Before the e-mail about the Dawali holiday it had been weeks since I had heard from Atul. The cards were suppose to have shipped two weeks prior and I was a bit worried about what had happened. His e-mail said that there was a delay because the 42 page, 2.75 inch booklet was sticking out a millimeter over the 3.85 inch circle cards, and that was making it hard to shrink wrap them. These numbers are important because they were the bane of my existence for weeks, as we went back and forth trying to convince the printers that we had the sizes exactly right to fit into our 4 inch packaging tins.
We, would be Marci (my friend and designer,) and myself. She has also worked tirelessly for months on this project with me! There would be no deck without her!

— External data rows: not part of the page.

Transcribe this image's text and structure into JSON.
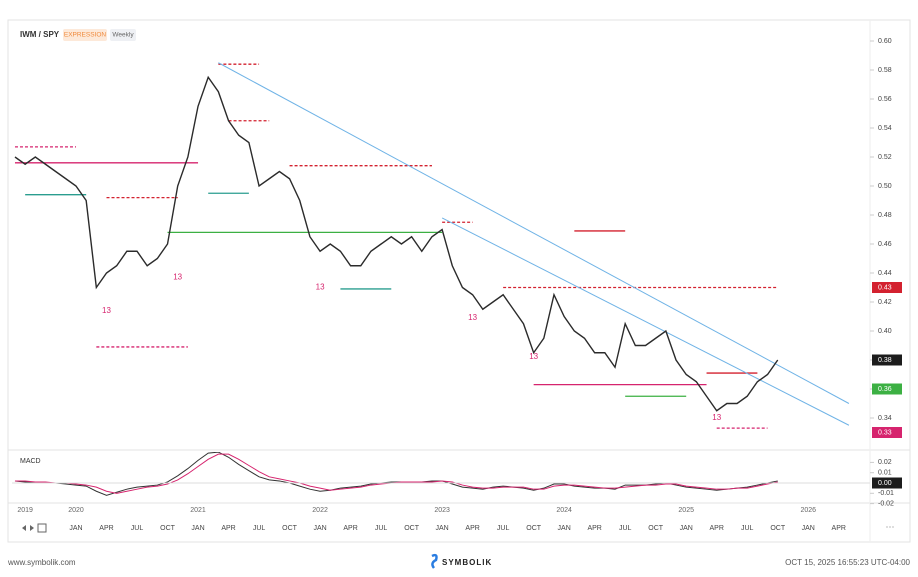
{
  "chart_data": {
    "type": "line",
    "title": "IWM / SPY",
    "badges": [
      "EXPRESSION",
      "Weekly"
    ],
    "x": [
      "2019-07",
      "2019-08",
      "2019-09",
      "2019-10",
      "2019-11",
      "2019-12",
      "2020-01",
      "2020-02",
      "2020-03",
      "2020-04",
      "2020-05",
      "2020-06",
      "2020-07",
      "2020-08",
      "2020-09",
      "2020-10",
      "2020-11",
      "2020-12",
      "2021-01",
      "2021-02",
      "2021-03",
      "2021-04",
      "2021-05",
      "2021-06",
      "2021-07",
      "2021-08",
      "2021-09",
      "2021-10",
      "2021-11",
      "2021-12",
      "2022-01",
      "2022-02",
      "2022-03",
      "2022-04",
      "2022-05",
      "2022-06",
      "2022-07",
      "2022-08",
      "2022-09",
      "2022-10",
      "2022-11",
      "2022-12",
      "2023-01",
      "2023-02",
      "2023-03",
      "2023-04",
      "2023-05",
      "2023-06",
      "2023-07",
      "2023-08",
      "2023-09",
      "2023-10",
      "2023-11",
      "2023-12",
      "2024-01",
      "2024-02",
      "2024-03",
      "2024-04",
      "2024-05",
      "2024-06",
      "2024-07",
      "2024-08",
      "2024-09",
      "2024-10",
      "2024-11",
      "2024-12",
      "2025-01",
      "2025-02",
      "2025-03",
      "2025-04",
      "2025-05",
      "2025-06",
      "2025-07",
      "2025-08",
      "2025-09",
      "2025-10"
    ],
    "series": [
      {
        "name": "IWM / SPY",
        "color": "#2b2b2b",
        "values": [
          0.52,
          0.515,
          0.52,
          0.515,
          0.51,
          0.505,
          0.5,
          0.49,
          0.43,
          0.44,
          0.445,
          0.455,
          0.455,
          0.445,
          0.45,
          0.46,
          0.5,
          0.52,
          0.555,
          0.575,
          0.565,
          0.545,
          0.535,
          0.53,
          0.5,
          0.505,
          0.51,
          0.505,
          0.49,
          0.465,
          0.455,
          0.46,
          0.455,
          0.445,
          0.445,
          0.455,
          0.46,
          0.465,
          0.46,
          0.465,
          0.455,
          0.465,
          0.47,
          0.445,
          0.43,
          0.425,
          0.415,
          0.42,
          0.425,
          0.415,
          0.405,
          0.385,
          0.395,
          0.425,
          0.41,
          0.4,
          0.395,
          0.385,
          0.385,
          0.375,
          0.405,
          0.39,
          0.39,
          0.395,
          0.4,
          0.38,
          0.37,
          0.365,
          0.355,
          0.345,
          0.35,
          0.35,
          0.355,
          0.365,
          0.37,
          0.38
        ]
      }
    ],
    "ylim": [
      0.328,
      0.612
    ],
    "yticks": [
      {
        "value": 0.6,
        "label": "0.60"
      },
      {
        "value": 0.58,
        "label": "0.58"
      },
      {
        "value": 0.56,
        "label": "0.56"
      },
      {
        "value": 0.54,
        "label": "0.54"
      },
      {
        "value": 0.52,
        "label": "0.52"
      },
      {
        "value": 0.5,
        "label": "0.50"
      },
      {
        "value": 0.48,
        "label": "0.48"
      },
      {
        "value": 0.46,
        "label": "0.46"
      },
      {
        "value": 0.44,
        "label": "0.44"
      },
      {
        "value": 0.42,
        "label": "0.42"
      },
      {
        "value": 0.4,
        "label": "0.40"
      },
      {
        "value": 0.38,
        "label": "0.38"
      },
      {
        "value": 0.36,
        "label": "0.36"
      },
      {
        "value": 0.34,
        "label": "0.34"
      }
    ],
    "price_labels": [
      {
        "value": 0.43,
        "color": "#d3212f"
      },
      {
        "value": 0.38,
        "color": "#1c1c1c"
      },
      {
        "value": 0.36,
        "color": "#3cb043"
      },
      {
        "value": 0.33,
        "color": "#d6246e"
      }
    ],
    "trendlines": [
      {
        "x": [
          "2021-03",
          "2026-05"
        ],
        "y": [
          0.585,
          0.35
        ],
        "color": "#6fb3e6"
      },
      {
        "x": [
          "2023-01",
          "2026-05"
        ],
        "y": [
          0.478,
          0.335
        ],
        "color": "#6fb3e6"
      }
    ],
    "levels": [
      {
        "from": "2019-07",
        "to": "2021-01",
        "value": 0.516,
        "color": "#d6246e",
        "dashed": false
      },
      {
        "from": "2019-08",
        "to": "2020-02",
        "value": 0.494,
        "color": "#2a9d8f",
        "dashed": false
      },
      {
        "from": "2019-07",
        "to": "2020-01",
        "value": 0.527,
        "color": "#d6246e",
        "dashed": true
      },
      {
        "from": "2020-04",
        "to": "2020-11",
        "value": 0.492,
        "color": "#d3212f",
        "dashed": true
      },
      {
        "from": "2020-10",
        "to": "2023-01",
        "value": 0.468,
        "color": "#3cb043",
        "dashed": false
      },
      {
        "from": "2021-03",
        "to": "2021-07",
        "value": 0.584,
        "color": "#d3212f",
        "dashed": true
      },
      {
        "from": "2021-04",
        "to": "2021-08",
        "value": 0.545,
        "color": "#d3212f",
        "dashed": true
      },
      {
        "from": "2021-02",
        "to": "2021-06",
        "value": 0.495,
        "color": "#2a9d8f",
        "dashed": false
      },
      {
        "from": "2021-10",
        "to": "2022-12",
        "value": 0.514,
        "color": "#d3212f",
        "dashed": true
      },
      {
        "from": "2023-01",
        "to": "2023-04",
        "value": 0.475,
        "color": "#d3212f",
        "dashed": true
      },
      {
        "from": "2024-02",
        "to": "2024-07",
        "value": 0.469,
        "color": "#d3212f",
        "dashed": false
      },
      {
        "from": "2022-03",
        "to": "2022-08",
        "value": 0.429,
        "color": "#2a9d8f",
        "dashed": false
      },
      {
        "from": "2023-07",
        "to": "2025-10",
        "value": 0.43,
        "color": "#d3212f",
        "dashed": true
      },
      {
        "from": "2020-03",
        "to": "2020-12",
        "value": 0.389,
        "color": "#d6246e",
        "dashed": true
      },
      {
        "from": "2023-10",
        "to": "2025-03",
        "value": 0.363,
        "color": "#d6246e",
        "dashed": false
      },
      {
        "from": "2024-07",
        "to": "2025-01",
        "value": 0.355,
        "color": "#3cb043",
        "dashed": false
      },
      {
        "from": "2025-04",
        "to": "2025-09",
        "value": 0.333,
        "color": "#d6246e",
        "dashed": true
      },
      {
        "from": "2025-03",
        "to": "2025-08",
        "value": 0.371,
        "color": "#d3212f",
        "dashed": false
      }
    ],
    "annotations": [
      {
        "x": "2020-04",
        "y": 0.414,
        "text": "13"
      },
      {
        "x": "2020-11",
        "y": 0.437,
        "text": "13"
      },
      {
        "x": "2022-01",
        "y": 0.43,
        "text": "13"
      },
      {
        "x": "2023-04",
        "y": 0.409,
        "text": "13"
      },
      {
        "x": "2023-10",
        "y": 0.382,
        "text": "13"
      },
      {
        "x": "2025-04",
        "y": 0.34,
        "text": "13"
      }
    ],
    "xticks_years": [
      {
        "value": "2019-08",
        "label": "2019"
      },
      {
        "value": "2020-01",
        "label": "2020"
      },
      {
        "value": "2021-01",
        "label": "2021"
      },
      {
        "value": "2022-01",
        "label": "2022"
      },
      {
        "value": "2023-01",
        "label": "2023"
      },
      {
        "value": "2024-01",
        "label": "2024"
      },
      {
        "value": "2025-01",
        "label": "2025"
      },
      {
        "value": "2026-01",
        "label": "2026"
      }
    ],
    "xticks_months": [
      {
        "value": "2020-01",
        "label": "JAN"
      },
      {
        "value": "2020-04",
        "label": "APR"
      },
      {
        "value": "2020-07",
        "label": "JUL"
      },
      {
        "value": "2020-10",
        "label": "OCT"
      },
      {
        "value": "2021-01",
        "label": "JAN"
      },
      {
        "value": "2021-04",
        "label": "APR"
      },
      {
        "value": "2021-07",
        "label": "JUL"
      },
      {
        "value": "2021-10",
        "label": "OCT"
      },
      {
        "value": "2022-01",
        "label": "JAN"
      },
      {
        "value": "2022-04",
        "label": "APR"
      },
      {
        "value": "2022-07",
        "label": "JUL"
      },
      {
        "value": "2022-10",
        "label": "OCT"
      },
      {
        "value": "2023-01",
        "label": "JAN"
      },
      {
        "value": "2023-04",
        "label": "APR"
      },
      {
        "value": "2023-07",
        "label": "JUL"
      },
      {
        "value": "2023-10",
        "label": "OCT"
      },
      {
        "value": "2024-01",
        "label": "JAN"
      },
      {
        "value": "2024-04",
        "label": "APR"
      },
      {
        "value": "2024-07",
        "label": "JUL"
      },
      {
        "value": "2024-10",
        "label": "OCT"
      },
      {
        "value": "2025-01",
        "label": "JAN"
      },
      {
        "value": "2025-04",
        "label": "APR"
      },
      {
        "value": "2025-07",
        "label": "JUL"
      },
      {
        "value": "2025-10",
        "label": "OCT"
      },
      {
        "value": "2026-01",
        "label": "JAN"
      },
      {
        "value": "2026-04",
        "label": "APR"
      }
    ],
    "macd": {
      "title": "MACD",
      "ylim": [
        -0.023,
        0.03
      ],
      "yticks": [
        {
          "value": 0.02,
          "label": "0.02"
        },
        {
          "value": 0.01,
          "label": "0.01"
        },
        {
          "value": -0.01,
          "label": "-0.01"
        },
        {
          "value": -0.02,
          "label": "-0.02"
        }
      ],
      "current": {
        "value": 0,
        "label": "0.00"
      },
      "series": [
        {
          "name": "MACD",
          "color": "#333333",
          "values": [
            0.002,
            0.001,
            0.001,
            0,
            0,
            -0.001,
            -0.002,
            -0.003,
            -0.008,
            -0.012,
            -0.009,
            -0.006,
            -0.004,
            -0.003,
            -0.002,
            0.001,
            0.007,
            0.014,
            0.022,
            0.029,
            0.03,
            0.025,
            0.018,
            0.012,
            0.006,
            0.003,
            0.002,
            0,
            -0.003,
            -0.006,
            -0.008,
            -0.007,
            -0.005,
            -0.004,
            -0.003,
            -0.001,
            0,
            0.001,
            0.001,
            0.001,
            0.001,
            0.002,
            0.002,
            -0.001,
            -0.004,
            -0.005,
            -0.006,
            -0.004,
            -0.003,
            -0.004,
            -0.005,
            -0.007,
            -0.005,
            -0.001,
            -0.001,
            -0.003,
            -0.004,
            -0.005,
            -0.005,
            -0.006,
            -0.002,
            -0.002,
            -0.002,
            -0.001,
            0,
            -0.002,
            -0.004,
            -0.005,
            -0.006,
            -0.007,
            -0.006,
            -0.005,
            -0.004,
            -0.002,
            0,
            0.002
          ]
        },
        {
          "name": "Signal",
          "color": "#d6246e",
          "values": [
            0.002,
            0.002,
            0.001,
            0.001,
            0,
            0,
            -0.001,
            -0.002,
            -0.004,
            -0.008,
            -0.01,
            -0.008,
            -0.006,
            -0.004,
            -0.003,
            -0.001,
            0.003,
            0.009,
            0.016,
            0.023,
            0.028,
            0.028,
            0.023,
            0.017,
            0.011,
            0.006,
            0.004,
            0.002,
            0,
            -0.003,
            -0.005,
            -0.007,
            -0.006,
            -0.005,
            -0.004,
            -0.002,
            -0.001,
            0,
            0.001,
            0.001,
            0.001,
            0.001,
            0.002,
            0.001,
            -0.002,
            -0.004,
            -0.005,
            -0.005,
            -0.004,
            -0.004,
            -0.004,
            -0.006,
            -0.006,
            -0.003,
            -0.002,
            -0.002,
            -0.003,
            -0.004,
            -0.005,
            -0.005,
            -0.004,
            -0.003,
            -0.002,
            -0.002,
            -0.001,
            -0.001,
            -0.003,
            -0.004,
            -0.005,
            -0.006,
            -0.006,
            -0.005,
            -0.005,
            -0.003,
            -0.001,
            0.001
          ]
        }
      ]
    }
  },
  "footer": {
    "site": "www.symbolik.com",
    "brand": "SYMBOLIK",
    "timestamp": "OCT 15, 2025 16:55:23 UTC-04:00"
  }
}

I began to panic! Why was the booklet sticking out? I had paid $1000.00 to have a special die cut for the circles to make sure everything would fit perfectly. Now, they were about to ship and they were not perfect? And, they were only at 50% heat for the shrink wrapping! ( Not that I had any idea what that meant.) All I knew was that it threw me into an immediate stress response that had me shaking. I just sat at the computer wide-eyed, vibrating and spewing a long litany of the details of a process that no one really wants to hear about; a process that has been too much of my world for too many months! Stan just stood there saying, “It will be fine.” He clearly did not understand. Finally, I calmed down enough to hear the voice of a much higher Self saying, “Pick a card. That is what you made them for.”
On Behalf Of is what I picked. At first I hemmed and hawed, still stuck in my victimization. Then I turned the card over and read the story:
“When you call On Behalf Of there is always time for a cup of tea and a bit of conversation. She will make time to stop and listen. If you are at her house, she will offer you special paper and a beautiful amethyst fountain pen to write down everything that is troubling or upsetting you. She places all the papers in a dragonfly jar on her kitchen windowsill. Every week she opens the window on a bright sunny day and sends the concerns off to the light…”
no more concerns!
There is more to the story, but that is the part that made me stop and exhale. I got up and found a beautiful piece of paper and wrote down everything that was troubling and upsetting and scary (okay, just about the card project!). I put the paper in one of the tins and set it on the windowsill. Yesterday, the sun was shining and it was 75 degrees! I opened the tin and put it outside on the deck. That is where I found it this morning. It is empty now and I trust that the beautiful paper with all of my concerns written on it, has been carried off to the Light!